Introduction : la naissance de la philosophie politique :

Comme toujours, il convient de commencer l’étude des idées par l’histoire des mots qu’on emploiera. Le mot de politique provient du grec « polis », qui signifie plusieurs choses : par là, les Grecs désignaient tantôt la société, prise dans son ensemble, tantôt l’État qui la gouverne, tantôt les institutions qui la constituent, voire l’ensemble des lois qui la régissent. Pour traduire cet ensemble d’idées, la tradition a retenu l’expression de « cité-État », pour marquer l’idée que le mot de « polis » regroupe tout ce qui se tient entre la base, la cité, et le sommet, l’État.

S’il ne fait aucun doute que les hommes ont toujours réfléchi à la manière de vivre en paix, il faut attendre les philosophes pour proposer, d’une part, un examen rationnel des institutions politiques — par exemple, qu’est-ce qu’un bon gouvernement ? Comment rédiger de bonnes lois ? Qui doit donner des ordres ? Qui doit obéir ? —, et d’autre part, des réponses raisonnables qui ne reposent pas sur la force des choses ou le poids de la tradition. Autrement dit, avec la philosophie politique, l’idée que l’homme peut changer l’ordre des choses, afin de mieux vivre, dans le cadre d’un pays, ou d’une « cité-État », apparaît.

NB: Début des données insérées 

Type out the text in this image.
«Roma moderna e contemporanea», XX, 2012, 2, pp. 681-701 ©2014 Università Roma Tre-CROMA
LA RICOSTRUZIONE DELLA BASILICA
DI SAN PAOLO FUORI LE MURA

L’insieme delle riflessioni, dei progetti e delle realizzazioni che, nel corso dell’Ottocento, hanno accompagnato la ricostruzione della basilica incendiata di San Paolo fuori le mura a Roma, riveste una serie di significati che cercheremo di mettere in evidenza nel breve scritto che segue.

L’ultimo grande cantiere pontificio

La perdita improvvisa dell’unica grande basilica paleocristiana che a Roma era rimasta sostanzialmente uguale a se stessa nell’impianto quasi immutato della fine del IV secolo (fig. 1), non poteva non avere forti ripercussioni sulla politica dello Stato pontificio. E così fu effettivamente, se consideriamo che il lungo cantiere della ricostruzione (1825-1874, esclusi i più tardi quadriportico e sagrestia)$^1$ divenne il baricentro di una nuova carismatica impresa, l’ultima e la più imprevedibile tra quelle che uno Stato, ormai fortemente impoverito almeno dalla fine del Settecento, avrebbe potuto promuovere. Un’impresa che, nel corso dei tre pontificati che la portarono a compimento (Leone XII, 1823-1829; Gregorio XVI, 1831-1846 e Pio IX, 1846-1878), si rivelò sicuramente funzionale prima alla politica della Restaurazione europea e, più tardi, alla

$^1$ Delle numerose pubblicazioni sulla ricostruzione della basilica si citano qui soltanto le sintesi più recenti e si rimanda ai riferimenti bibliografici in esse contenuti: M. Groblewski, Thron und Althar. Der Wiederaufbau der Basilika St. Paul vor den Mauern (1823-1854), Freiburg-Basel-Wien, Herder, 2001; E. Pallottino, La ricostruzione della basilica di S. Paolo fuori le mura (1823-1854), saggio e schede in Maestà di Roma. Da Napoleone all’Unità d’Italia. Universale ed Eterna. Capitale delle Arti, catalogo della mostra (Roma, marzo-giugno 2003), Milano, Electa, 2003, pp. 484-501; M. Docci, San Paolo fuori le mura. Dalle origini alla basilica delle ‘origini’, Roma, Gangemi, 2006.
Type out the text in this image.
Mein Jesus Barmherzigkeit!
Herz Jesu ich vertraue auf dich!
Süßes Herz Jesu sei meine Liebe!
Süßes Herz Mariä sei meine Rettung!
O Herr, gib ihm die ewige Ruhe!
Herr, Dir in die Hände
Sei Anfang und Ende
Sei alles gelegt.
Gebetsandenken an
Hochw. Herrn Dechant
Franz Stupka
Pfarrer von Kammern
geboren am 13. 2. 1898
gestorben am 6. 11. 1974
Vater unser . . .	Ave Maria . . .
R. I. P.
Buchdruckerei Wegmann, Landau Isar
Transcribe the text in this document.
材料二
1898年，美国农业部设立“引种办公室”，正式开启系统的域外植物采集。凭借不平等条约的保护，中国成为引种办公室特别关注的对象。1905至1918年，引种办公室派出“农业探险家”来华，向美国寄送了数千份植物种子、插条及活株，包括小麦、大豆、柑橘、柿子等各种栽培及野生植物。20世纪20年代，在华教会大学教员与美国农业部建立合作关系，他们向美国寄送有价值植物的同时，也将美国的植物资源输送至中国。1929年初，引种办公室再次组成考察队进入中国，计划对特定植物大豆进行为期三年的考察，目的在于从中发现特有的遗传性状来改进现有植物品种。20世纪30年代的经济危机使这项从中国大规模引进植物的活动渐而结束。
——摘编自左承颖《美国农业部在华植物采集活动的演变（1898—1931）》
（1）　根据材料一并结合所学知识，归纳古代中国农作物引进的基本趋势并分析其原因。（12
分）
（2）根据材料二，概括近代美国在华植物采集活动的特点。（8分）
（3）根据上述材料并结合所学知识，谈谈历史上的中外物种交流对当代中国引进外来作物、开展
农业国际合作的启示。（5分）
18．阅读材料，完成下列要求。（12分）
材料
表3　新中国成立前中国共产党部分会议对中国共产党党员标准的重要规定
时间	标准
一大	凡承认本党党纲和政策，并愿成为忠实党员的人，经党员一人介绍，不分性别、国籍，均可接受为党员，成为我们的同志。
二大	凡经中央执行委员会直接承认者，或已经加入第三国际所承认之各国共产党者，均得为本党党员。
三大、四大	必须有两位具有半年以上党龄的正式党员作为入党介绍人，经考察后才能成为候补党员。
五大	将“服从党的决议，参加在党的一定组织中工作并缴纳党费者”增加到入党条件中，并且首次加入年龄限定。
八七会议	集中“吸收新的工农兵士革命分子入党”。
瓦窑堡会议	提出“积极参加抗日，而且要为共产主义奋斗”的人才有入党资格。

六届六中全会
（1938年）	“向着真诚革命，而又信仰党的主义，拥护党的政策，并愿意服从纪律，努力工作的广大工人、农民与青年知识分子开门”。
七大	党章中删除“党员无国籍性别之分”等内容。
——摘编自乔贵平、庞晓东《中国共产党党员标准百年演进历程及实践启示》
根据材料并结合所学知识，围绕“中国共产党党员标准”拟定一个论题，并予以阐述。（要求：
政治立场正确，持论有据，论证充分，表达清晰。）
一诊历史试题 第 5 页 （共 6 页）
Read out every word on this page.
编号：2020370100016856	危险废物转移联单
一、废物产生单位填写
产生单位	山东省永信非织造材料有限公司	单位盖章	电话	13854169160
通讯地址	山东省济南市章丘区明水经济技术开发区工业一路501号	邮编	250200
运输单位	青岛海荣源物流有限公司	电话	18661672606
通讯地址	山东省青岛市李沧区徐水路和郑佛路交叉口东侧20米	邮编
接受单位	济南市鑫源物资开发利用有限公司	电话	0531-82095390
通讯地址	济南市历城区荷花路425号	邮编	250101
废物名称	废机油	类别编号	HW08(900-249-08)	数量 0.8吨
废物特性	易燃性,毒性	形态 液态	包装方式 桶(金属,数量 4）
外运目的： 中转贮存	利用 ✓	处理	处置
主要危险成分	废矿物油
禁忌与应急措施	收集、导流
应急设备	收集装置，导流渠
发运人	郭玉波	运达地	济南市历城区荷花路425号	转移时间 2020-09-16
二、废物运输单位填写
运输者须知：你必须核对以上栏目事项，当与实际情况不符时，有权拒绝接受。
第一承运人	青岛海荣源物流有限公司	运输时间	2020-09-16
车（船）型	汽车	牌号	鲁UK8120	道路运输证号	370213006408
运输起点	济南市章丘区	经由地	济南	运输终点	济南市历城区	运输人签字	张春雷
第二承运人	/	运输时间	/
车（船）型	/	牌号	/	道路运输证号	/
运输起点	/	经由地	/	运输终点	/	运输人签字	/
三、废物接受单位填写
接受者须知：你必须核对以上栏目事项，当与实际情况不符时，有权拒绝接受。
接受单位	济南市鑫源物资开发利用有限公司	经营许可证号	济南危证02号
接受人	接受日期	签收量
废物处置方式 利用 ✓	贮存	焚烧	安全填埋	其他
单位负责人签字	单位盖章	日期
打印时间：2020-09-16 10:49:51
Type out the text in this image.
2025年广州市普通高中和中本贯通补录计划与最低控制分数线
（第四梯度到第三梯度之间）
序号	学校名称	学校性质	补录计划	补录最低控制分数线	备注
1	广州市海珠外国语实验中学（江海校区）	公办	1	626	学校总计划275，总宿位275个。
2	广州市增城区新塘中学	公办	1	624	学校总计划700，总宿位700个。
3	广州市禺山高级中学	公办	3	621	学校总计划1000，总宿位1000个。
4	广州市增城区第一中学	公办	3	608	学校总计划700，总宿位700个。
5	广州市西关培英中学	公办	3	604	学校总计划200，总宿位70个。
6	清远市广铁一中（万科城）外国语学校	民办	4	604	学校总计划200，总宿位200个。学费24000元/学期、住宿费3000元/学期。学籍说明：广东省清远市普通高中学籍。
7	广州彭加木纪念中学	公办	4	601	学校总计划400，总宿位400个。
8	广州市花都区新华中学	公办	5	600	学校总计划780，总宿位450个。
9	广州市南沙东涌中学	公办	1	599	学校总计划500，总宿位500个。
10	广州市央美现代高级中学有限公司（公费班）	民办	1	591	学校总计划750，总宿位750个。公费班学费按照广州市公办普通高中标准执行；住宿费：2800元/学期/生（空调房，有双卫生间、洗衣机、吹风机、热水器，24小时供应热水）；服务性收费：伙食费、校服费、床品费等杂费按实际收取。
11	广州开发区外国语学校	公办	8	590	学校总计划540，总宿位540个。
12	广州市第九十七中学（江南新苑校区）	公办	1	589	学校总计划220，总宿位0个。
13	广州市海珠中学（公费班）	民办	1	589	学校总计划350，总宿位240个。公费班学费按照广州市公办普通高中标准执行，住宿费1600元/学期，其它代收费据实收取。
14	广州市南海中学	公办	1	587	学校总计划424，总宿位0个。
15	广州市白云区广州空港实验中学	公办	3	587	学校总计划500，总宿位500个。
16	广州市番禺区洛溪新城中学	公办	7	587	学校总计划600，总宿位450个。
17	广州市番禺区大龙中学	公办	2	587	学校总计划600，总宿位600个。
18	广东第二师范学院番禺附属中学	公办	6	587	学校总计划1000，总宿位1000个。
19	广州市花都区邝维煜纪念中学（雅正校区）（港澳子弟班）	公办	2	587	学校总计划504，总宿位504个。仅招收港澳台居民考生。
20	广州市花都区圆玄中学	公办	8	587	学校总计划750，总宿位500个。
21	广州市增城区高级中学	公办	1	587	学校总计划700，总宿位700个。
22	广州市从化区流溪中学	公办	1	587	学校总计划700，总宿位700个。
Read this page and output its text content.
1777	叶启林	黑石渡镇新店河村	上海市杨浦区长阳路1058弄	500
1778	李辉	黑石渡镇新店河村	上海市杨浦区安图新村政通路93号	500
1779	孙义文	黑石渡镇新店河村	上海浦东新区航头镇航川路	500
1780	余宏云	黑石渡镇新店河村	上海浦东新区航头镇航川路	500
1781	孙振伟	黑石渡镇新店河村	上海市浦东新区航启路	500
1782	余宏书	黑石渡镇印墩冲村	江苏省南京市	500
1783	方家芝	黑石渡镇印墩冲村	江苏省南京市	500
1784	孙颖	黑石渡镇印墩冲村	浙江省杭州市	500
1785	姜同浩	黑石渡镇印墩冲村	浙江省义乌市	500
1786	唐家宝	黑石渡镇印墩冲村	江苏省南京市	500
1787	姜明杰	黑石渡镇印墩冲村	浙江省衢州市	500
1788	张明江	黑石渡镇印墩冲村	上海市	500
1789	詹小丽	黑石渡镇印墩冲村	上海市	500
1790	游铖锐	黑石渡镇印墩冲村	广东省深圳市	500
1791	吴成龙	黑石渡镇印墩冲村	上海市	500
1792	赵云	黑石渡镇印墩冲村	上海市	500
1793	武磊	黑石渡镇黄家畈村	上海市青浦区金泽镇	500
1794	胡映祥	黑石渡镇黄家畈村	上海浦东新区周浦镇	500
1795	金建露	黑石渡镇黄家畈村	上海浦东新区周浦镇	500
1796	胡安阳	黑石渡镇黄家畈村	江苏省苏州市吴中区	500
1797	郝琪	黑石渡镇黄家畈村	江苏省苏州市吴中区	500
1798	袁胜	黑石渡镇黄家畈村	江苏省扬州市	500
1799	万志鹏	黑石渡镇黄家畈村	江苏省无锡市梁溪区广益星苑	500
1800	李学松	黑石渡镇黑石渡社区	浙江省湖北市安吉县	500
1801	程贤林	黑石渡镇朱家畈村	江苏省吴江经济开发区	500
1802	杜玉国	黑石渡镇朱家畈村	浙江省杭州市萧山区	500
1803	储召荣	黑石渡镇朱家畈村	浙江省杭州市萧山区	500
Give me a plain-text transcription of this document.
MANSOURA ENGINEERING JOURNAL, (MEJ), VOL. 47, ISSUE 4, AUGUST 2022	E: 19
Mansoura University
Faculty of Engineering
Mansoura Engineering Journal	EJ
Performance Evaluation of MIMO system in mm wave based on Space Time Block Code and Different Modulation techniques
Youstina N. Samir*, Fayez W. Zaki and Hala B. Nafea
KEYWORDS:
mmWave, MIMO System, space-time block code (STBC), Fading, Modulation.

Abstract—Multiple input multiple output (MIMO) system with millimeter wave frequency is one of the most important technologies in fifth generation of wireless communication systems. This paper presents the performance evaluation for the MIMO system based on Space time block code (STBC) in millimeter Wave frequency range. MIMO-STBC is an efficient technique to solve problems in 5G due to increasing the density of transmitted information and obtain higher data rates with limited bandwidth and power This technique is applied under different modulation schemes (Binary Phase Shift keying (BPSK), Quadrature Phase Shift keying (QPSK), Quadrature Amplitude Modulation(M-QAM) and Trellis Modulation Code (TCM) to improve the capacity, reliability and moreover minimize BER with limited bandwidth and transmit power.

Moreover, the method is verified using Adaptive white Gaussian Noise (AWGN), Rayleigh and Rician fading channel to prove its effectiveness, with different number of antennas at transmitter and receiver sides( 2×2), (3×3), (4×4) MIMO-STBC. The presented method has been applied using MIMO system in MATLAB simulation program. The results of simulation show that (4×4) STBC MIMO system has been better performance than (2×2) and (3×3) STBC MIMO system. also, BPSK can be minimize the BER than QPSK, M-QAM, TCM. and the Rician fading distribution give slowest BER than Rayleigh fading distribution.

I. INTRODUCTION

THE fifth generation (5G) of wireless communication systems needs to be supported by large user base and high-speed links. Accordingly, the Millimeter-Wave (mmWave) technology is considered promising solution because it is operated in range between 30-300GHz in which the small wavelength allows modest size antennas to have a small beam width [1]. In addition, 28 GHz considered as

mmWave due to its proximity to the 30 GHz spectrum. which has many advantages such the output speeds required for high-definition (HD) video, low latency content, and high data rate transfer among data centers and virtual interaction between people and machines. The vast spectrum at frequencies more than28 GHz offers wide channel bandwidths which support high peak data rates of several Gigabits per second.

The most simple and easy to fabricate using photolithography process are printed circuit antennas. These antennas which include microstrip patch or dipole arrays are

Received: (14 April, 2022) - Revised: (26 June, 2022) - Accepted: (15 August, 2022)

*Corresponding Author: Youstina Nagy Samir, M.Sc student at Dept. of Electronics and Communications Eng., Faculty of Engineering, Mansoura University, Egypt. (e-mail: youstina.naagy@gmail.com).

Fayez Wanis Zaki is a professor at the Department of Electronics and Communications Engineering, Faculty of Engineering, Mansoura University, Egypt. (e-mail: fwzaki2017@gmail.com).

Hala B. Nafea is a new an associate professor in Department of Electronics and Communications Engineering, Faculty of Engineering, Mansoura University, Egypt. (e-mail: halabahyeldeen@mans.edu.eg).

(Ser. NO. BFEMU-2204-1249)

Mais la politique peut être examinée sous deux angles différents : on peut se demander ce que c'est qu'un bon citoyen, et se demander ce qui fait une bonne cité. Prendre le problème à la base, ou le prendre par le sommet, sont deux façons différentes de faire de la philosophie politique. Il faut donc pour commencer se pencher sur la naissance de la philosophie politique, et la manière dont ces deux manières de poser le problème est apparue.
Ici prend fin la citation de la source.